Thomas Struth belongs to a group of artists known as the School of Düsseldorf. In 1976, Bernd Becher—who taught with his partner Hilla Becher—was awarded the first Chair of Photography at the Kunstakademie in Düsseldorf. A number of their students have become artists of international renown today, including Andreas Gursky, Candida Höfer, Thomas Ruff, and Struth himself. The Bechers were characterized by a liberal and heterogeneous practice, with clear, black-and white images, and seriality as one of the most outstanding features.
With their teaching as a base, Struth structures his own concerns into different groups of works dealing with different themes, such as the cities in Unconscious Places, families in Family Portraits, or technology and the
created landscape in Nature & Politics. At first glance, these works may seem disconnected, but after working on different pieces, Struth often finds new resonances between new themes and previous ones. He often revisits earlier topics, and it may take him years to finish them. For example, he created his first New York photographs at the end of the 1970s while the latest photographs of Jerusalem were taken in the 2010s.
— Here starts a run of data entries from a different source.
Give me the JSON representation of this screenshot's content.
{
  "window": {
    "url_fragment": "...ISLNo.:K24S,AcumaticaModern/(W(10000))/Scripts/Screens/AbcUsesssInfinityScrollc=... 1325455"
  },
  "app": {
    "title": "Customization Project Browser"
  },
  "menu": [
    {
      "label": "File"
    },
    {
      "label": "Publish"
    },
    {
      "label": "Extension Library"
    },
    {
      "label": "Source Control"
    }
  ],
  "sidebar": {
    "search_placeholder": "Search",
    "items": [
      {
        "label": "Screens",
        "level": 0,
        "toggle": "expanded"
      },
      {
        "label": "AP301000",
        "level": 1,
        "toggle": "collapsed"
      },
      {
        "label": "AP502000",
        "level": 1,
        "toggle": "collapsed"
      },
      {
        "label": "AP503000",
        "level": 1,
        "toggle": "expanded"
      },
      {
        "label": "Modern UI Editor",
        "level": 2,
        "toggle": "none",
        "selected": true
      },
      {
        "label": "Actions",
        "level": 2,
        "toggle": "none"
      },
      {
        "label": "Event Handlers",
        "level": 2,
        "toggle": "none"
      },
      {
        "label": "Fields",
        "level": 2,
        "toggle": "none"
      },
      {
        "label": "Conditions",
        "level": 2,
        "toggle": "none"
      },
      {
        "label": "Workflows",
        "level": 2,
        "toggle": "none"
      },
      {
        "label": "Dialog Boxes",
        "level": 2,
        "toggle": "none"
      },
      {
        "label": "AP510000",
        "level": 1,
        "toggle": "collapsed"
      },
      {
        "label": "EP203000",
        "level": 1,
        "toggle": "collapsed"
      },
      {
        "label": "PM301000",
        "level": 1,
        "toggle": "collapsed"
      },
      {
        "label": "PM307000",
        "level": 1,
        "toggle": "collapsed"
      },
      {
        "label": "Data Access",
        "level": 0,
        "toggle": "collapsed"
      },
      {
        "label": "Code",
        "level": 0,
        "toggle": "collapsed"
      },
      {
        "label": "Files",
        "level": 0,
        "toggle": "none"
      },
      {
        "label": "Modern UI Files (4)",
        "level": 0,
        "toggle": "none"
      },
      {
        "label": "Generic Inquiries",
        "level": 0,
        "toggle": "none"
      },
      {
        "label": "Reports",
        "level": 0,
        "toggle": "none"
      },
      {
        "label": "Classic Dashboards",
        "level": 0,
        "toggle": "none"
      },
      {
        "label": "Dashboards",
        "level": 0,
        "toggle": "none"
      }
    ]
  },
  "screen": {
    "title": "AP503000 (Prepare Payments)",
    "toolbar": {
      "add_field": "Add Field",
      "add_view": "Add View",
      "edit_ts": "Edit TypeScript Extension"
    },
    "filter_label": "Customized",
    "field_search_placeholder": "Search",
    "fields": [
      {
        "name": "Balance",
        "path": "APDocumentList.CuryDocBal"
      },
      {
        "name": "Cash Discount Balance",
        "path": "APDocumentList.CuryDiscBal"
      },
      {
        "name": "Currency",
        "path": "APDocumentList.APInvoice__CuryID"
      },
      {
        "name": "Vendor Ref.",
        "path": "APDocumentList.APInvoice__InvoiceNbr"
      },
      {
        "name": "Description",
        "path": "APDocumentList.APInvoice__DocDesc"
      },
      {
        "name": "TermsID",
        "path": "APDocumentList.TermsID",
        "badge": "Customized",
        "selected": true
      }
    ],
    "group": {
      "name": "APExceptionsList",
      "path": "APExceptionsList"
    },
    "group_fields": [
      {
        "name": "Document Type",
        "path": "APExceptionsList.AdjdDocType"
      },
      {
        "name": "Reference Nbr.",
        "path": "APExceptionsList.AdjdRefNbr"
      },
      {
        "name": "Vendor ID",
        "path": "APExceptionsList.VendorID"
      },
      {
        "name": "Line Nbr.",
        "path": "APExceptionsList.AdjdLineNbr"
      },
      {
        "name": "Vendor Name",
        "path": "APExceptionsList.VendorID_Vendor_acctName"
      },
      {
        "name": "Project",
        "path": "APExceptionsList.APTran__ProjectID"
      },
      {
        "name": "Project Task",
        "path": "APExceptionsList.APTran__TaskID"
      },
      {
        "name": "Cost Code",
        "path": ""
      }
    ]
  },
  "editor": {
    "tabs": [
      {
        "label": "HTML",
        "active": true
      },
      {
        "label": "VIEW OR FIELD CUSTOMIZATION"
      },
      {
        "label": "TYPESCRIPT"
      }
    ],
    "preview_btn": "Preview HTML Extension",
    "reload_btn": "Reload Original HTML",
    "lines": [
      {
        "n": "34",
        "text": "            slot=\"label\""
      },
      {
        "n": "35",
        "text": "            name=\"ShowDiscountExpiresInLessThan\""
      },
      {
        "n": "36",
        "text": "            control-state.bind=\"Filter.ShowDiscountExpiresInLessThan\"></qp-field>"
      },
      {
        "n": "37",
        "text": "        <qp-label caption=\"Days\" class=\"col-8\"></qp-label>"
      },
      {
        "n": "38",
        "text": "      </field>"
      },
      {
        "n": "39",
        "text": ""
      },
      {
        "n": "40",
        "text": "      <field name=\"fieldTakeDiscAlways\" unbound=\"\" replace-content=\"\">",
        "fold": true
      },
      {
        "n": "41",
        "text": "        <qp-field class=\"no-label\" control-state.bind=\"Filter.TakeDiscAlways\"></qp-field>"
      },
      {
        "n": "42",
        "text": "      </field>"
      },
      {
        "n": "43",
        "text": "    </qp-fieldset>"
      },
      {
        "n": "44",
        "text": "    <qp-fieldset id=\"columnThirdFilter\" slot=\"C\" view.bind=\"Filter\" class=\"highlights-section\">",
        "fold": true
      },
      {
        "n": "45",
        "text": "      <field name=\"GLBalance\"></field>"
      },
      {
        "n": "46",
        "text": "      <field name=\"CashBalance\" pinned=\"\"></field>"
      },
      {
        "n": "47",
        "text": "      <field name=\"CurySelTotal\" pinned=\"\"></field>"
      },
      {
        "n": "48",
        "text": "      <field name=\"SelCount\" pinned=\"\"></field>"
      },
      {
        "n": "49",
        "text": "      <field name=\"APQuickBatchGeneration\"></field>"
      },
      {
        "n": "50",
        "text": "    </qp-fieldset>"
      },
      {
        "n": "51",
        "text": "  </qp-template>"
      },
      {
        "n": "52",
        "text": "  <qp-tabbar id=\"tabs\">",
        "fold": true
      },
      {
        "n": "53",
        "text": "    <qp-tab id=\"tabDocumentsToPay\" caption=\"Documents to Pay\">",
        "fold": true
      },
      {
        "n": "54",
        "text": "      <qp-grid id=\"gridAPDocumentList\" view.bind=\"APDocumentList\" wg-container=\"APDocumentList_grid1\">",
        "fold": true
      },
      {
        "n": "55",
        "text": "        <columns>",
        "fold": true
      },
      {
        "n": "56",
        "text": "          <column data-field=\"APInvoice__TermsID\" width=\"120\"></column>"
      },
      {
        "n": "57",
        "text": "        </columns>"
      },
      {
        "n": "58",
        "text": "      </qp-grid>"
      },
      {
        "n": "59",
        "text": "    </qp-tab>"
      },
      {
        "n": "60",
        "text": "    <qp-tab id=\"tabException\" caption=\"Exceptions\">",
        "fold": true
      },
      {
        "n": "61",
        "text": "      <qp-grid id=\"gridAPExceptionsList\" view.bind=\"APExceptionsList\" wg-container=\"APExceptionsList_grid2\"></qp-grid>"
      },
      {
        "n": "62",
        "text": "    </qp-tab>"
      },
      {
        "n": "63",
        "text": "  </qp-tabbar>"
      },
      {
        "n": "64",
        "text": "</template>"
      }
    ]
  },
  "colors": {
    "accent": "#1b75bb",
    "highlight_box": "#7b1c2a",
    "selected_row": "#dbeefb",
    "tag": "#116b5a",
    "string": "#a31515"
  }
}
Working in series happens almost spontaneously in the arts, since it allows the artist to develop the theme over time. Struth’s themes are cumulative and mostly open.
Struth composes his photographs as if they were paintings. Let’s take a moment to think about what it is that ultimately transcends all the works within a similar theme. What is the question that the artist tries to answer through these very different works?
When organizing his exhibitions, in deciding the final composition of his works, Struth also stablishes a musical analogy:
“I often think of exhibitions as music pieces: you have themes, variations, and contrasts… There has to be moments for quietness and dynamism distributed in the exhibition space.”
He has also stated the following:
“Pictures of street scenes, on the other hand—I’m not sure I’ll ever do that again, or photograph the jungle... I won’t work in museums anymore, either, and the technology pictures will also surely come to an end sometime. But the family portraits, that’s something... Families are just always very interesting.”